Now for the sirring question. Some recipes called for constant stirring while others said not to touch it. I'm thinking there must be something going on with the ingredients, and from what I've learned it has to do with the crystallization of the sugar. Now I'm not sure why some need stirring but others turn out bad with it, but I'll save that question for later. For now, I'm satisfied that I can stir it the while time because I watched numerous videos on You Tube® that showed people making caramels where they were stirring constantly.

Now it was time to get to business. I was ready for the long haul and was prepped for combat.
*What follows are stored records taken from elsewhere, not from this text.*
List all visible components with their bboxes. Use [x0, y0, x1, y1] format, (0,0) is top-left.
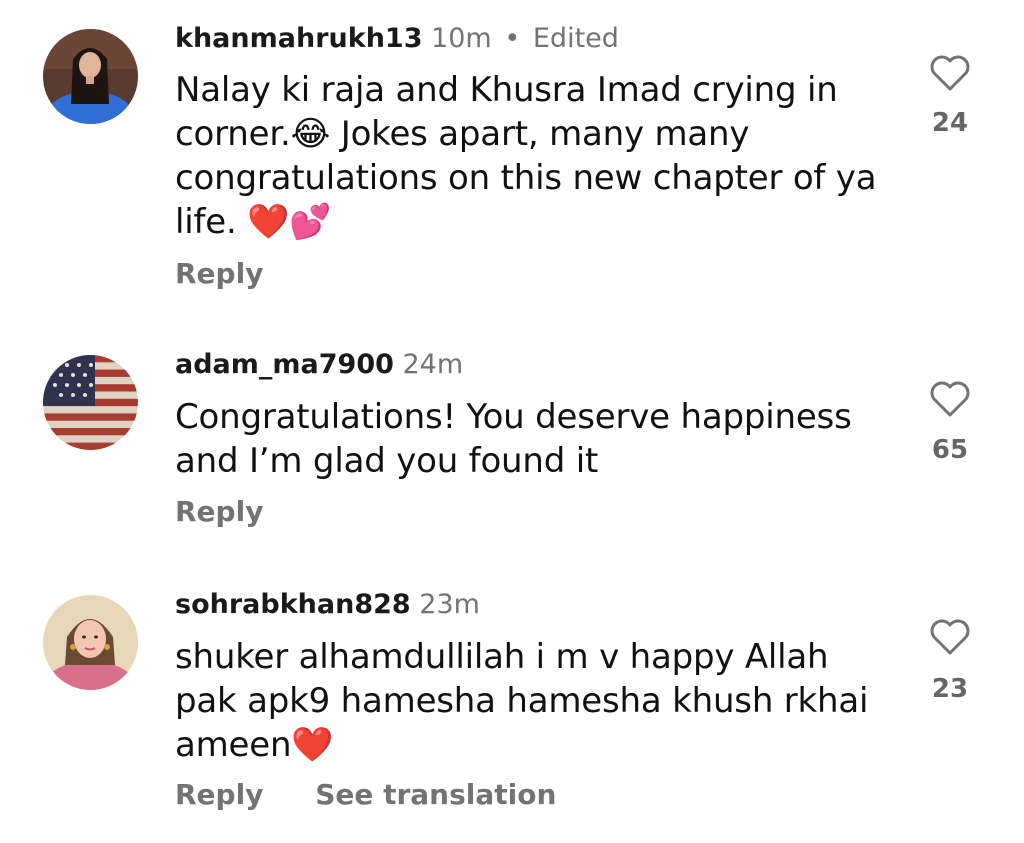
comment-item: sohrabkhan828 23m shuker alhamdullilah i… [0, 540, 1024, 843]
comment-actions: Reply [175, 257, 263, 291]
timestamp: 23m [419, 589, 480, 620]
avatar[interactable] [43, 355, 138, 450]
timestamp: 10m [431, 23, 492, 54]
comment-header: sohrabkhan828 23m [175, 588, 480, 622]
comment-header: khanmahrukh13 10m • Edited [175, 22, 619, 56]
avatar[interactable] [43, 595, 138, 690]
separator-dot: • [504, 23, 521, 54]
like-count: 24 [931, 108, 969, 138]
avatar[interactable] [43, 29, 138, 124]
username[interactable]: adam_ma7900 [175, 349, 394, 380]
like-count: 65 [931, 435, 969, 465]
comment-text: Nalay ki raja and Khusra Imad crying in … [175, 70, 877, 242]
timestamp: 24m [402, 349, 464, 380]
heart-outline-icon [930, 55, 970, 91]
comment-actions: Reply See translation [175, 778, 556, 812]
comment-item: adam_ma7900 24m Congratulations! You des… [0, 300, 1024, 540]
edited-label: Edited [532, 23, 619, 54]
reply-button[interactable]: Reply [175, 495, 263, 528]
comment-text: Congratulations! You deserve happiness a… [175, 397, 852, 481]
heart-outline-icon [930, 381, 970, 417]
comment-item: khanmahrukh13 10m • Edited Nalay ki raja… [0, 0, 1024, 300]
reply-button[interactable]: Reply [175, 257, 263, 290]
like-button[interactable] [928, 379, 972, 419]
heart-outline-icon [930, 619, 970, 655]
like-button[interactable] [928, 617, 972, 657]
like-button[interactable] [928, 53, 972, 93]
username[interactable]: khanmahrukh13 [175, 23, 422, 54]
username[interactable]: sohrabkhan828 [175, 589, 411, 620]
reply-button[interactable]: Reply [175, 778, 263, 811]
comment-actions: Reply [175, 495, 263, 529]
see-translation-button[interactable]: See translation [315, 778, 556, 811]
comment-text: shuker alhamdullilah i m v happy Allah p… [175, 637, 869, 765]
like-count: 23 [931, 674, 969, 704]
comment-header: adam_ma7900 24m [175, 348, 463, 382]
I was going to beat this caramel if it was the last thing I did! It seems the third time really is the charm. This time they turned out brilliantly. The brown sugar in the recipe gives it a really dark, rich color that you don't always see with caramels, but it tastes excellent! Neither Lee nor I could stop eating them!

The cutting was a bit tricky. I found the best way to do it was to use a pizza cutter to cut the caramel into long strips, then use a knife to cut it into smaller squares. The caramel stuck to the knife too much for the long strips, but the pizza cutter squished the caramels when used for the small squares. The combination worked a treat. To do the pizza cutter, I ran it over the caramel three or four times in the same spot, applying a little more pressure each time. This allowed me to get a good cut, the caramel didn't have a chance to stick, and it kept the somewhat dull pizza cutter from squishing the caramel. (I'm realizing now I really should get in the habit of taking some pictures in the middle of making some of these dishes so I can show what I mean.)

Any downfalls to making caramels besides eating way to many, you ask? Unfortunately, caramel is a very sticky candy and must be wrapped. Also, caramel is served in small bite-sized pieces, so the individual candies are quite small. This means a tedious job of wrapping, which of course can be alleviated somewhat by eating them!

Three quick tips before recipe time:

  1. Use a sauce pan with high edges. The candy boils up and high edges, higher than you think you'll need, will prevent it from boiling over. (I made this mistake.)
  2. Put the pan on the back burner. The candy spits while it's boiling and it will prevent you from being burned.
  3. Resist temptation to taste test candy. It is VERY hot! Only taste test if set on a spoon and allowed to cool for at least 10 minutes. (I made this mistake too. It hurt!)

Aunt Kathleen's Caramels

Takes about one hour and yields approximately 15o candies. (I only counted a portion and guesstimated the rest.)

½ cup butter (2 sticks)
1 cup granulated sugar
1 cup firmly packed brown sugar
1 cup white corn syrup
1 cup (one small 14 oz. can) sweetened condensed milk
1 teaspoon vanilla
You may add 1 cup chopped walnuts if you like. I don't like....

  1. Line a 8" x 8" pan with parchment paper or aluminum foil. Coat with butter and set aside.
  2. Heat butter over low heat until melted. Swirl pan to coat bottom and sides so sugar doesn't stick.
  3. Add sugar, brown sugar, and corn syrup. Raise heat to medium-high and stir until boiling.
  4. Once mixture begins to boil, reduce heat to medium and keep stirring for 10 minutes while it boils.
  5. After 10 minutes, take pan off heat and slowly add condensed milk, stirring constantly.
  6. Return to heat, insert candy thermometer according to directions, and boil, stirring constantly, until the temperature reaches 250°F (the edge of firm ball and hard ball stages).
  7. Take off heat and stir in vanilla.
  8. Pour into buttered pan and allow to cook approximately 4 hours.
  9. Cut, wrap, and enjoy! Place in plastic container and they keep for about 2 weeks.